De bovenstaande eigenschappen zijn allemaal onderdeel van sociale vaardigheden.
Deze zul je in de loop van je leven vaardig worden of inmiddels al zijn.
Opdracht 1.
Deze opdracht maak je individueel.
Starten ieder op zijn eigen plek. Deze opdracht nabespreken in kring.
-Kijk naar de bovenstaande eigenschappen en geef aan welke 4 eigenschappen je
bezit.
1.
2.
3.
4.
Waar blijkt dit uit?
- Vervolgend kijk je naar je de eigenschappen en ga je na welke je graag wilt
bezitten.
1.
2.
3.
4.
Hoe denk je dit te doen?
Opdracht 2.
Maak voor deze opdracht 2 een tal.
Jullie gaan straks om de beurt iets aan de ander vertellen. Dit moet een ervaring zijn
die bepaalde gevoelens bij je heeft opgeroepen.
Je komt dus in 2 “rollen “ terecht.
rol 1 : verteller.
rol 2: luisteraar.
Als je de rol verteller hebt, praat je niet over je gevoelens maar deel je alleen de
ervaring.
Als je klaar bent met het vertellen van je ervaring verteld de luisteraar aan de
verteller wat volgens hem/haar jou gevoelens waren.
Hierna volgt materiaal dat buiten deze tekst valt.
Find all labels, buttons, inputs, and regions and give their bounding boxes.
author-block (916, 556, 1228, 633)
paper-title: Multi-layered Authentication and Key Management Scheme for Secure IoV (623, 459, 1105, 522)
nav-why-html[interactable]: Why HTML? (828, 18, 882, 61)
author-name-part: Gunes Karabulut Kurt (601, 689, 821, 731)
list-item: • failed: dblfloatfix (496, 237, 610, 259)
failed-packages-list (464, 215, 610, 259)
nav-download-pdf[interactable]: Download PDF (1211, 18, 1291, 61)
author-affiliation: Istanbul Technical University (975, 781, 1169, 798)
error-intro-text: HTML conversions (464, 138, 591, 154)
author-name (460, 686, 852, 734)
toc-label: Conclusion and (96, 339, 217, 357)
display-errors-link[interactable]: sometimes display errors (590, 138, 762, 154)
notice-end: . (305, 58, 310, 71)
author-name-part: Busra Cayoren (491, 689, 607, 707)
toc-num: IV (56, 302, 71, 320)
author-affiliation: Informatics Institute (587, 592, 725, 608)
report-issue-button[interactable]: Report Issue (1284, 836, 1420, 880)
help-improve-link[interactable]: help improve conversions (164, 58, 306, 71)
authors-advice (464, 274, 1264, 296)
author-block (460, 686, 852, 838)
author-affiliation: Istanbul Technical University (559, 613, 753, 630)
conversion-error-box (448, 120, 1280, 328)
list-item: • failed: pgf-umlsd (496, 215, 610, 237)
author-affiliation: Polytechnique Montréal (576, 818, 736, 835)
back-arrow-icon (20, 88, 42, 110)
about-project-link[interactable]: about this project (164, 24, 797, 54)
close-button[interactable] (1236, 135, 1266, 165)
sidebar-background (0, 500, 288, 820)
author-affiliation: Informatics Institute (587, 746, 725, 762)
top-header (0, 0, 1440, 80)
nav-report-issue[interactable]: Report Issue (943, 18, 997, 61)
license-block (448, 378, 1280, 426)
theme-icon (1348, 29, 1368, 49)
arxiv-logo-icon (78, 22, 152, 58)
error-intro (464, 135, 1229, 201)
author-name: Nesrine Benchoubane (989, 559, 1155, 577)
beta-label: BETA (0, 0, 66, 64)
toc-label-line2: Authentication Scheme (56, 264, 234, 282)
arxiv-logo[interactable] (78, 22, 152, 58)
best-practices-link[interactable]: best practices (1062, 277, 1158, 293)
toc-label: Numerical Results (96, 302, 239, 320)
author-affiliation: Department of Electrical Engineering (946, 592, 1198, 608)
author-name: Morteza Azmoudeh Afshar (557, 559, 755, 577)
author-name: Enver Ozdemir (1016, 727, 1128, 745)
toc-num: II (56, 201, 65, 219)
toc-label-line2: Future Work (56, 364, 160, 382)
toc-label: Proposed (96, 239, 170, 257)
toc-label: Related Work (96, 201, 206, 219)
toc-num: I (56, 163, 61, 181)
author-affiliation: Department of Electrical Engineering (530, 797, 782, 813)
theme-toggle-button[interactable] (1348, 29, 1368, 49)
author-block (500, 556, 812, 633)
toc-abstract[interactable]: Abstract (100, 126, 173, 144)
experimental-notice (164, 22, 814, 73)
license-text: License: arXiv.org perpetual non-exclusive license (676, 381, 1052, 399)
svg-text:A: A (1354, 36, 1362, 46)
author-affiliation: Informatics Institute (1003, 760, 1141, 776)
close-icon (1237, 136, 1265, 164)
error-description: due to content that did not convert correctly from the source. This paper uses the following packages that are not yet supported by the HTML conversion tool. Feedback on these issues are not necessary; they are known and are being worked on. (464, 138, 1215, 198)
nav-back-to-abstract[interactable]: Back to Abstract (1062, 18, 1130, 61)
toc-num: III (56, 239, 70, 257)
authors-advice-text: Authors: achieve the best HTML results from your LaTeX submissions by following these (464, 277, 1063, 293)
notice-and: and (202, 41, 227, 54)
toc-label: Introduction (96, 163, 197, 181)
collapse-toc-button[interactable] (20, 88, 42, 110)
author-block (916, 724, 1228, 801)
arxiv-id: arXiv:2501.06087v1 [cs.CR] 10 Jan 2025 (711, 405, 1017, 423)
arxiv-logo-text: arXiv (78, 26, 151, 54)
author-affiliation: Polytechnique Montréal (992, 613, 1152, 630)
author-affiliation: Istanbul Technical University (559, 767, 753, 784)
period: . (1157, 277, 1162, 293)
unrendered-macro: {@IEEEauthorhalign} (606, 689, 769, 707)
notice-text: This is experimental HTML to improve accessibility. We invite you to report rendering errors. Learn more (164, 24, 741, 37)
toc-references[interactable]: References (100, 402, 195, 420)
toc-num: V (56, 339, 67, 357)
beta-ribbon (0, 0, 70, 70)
Ben je hiermee klaar, draai je de rollen om!
Jullie krijgen hiervoor 10 a 15 min de tijd. Deze opdracht bespreken we met elkaar
na.
Alles opschrijven en klassikaal nabespreken. Wat ging er goed? Wat is voor
verbetering vatbaar?
Wat viel je op tijdens het luisteren? Voelde je als verteller echt gehoord?
Opdracht 3.
Iedereen schrijft voor zich zelf op 2 situaties op waar je tegen aan liep op je stage.
Denk hierbij aan een moeilijk gesprek met bijvoorbeeld een zorgvrager, of een
situatie waarbij je een bepaalde zorghandeling niet wilde doen maar niet durfde te
zeggen.
Het moet een situatie zijn waarmee je het moeilijk vond om mee om te gaan.
We zitten nog steeds in de kring!.
Wie wil zijn situatie bespreken? ( anders iemand aanwijzen)
* in 2 tallen open vragen bedenken.
* in 2 tallen de open vraag stellen, ieder 2 tal 1 vraag.
* in 2 tallen tips bedanken.
* in 2 tallen 2 tips geven.
* in 2 tallen complimenten bedenken. En vervolgens ieder 2tallen 1 compliment
uitdelen.
Terug geven aan leerling die komt met de situatie, of zij/hij hier iets mee kan.
( hierop reflecteren )
Bij voldoende tijd nog meer doornemen.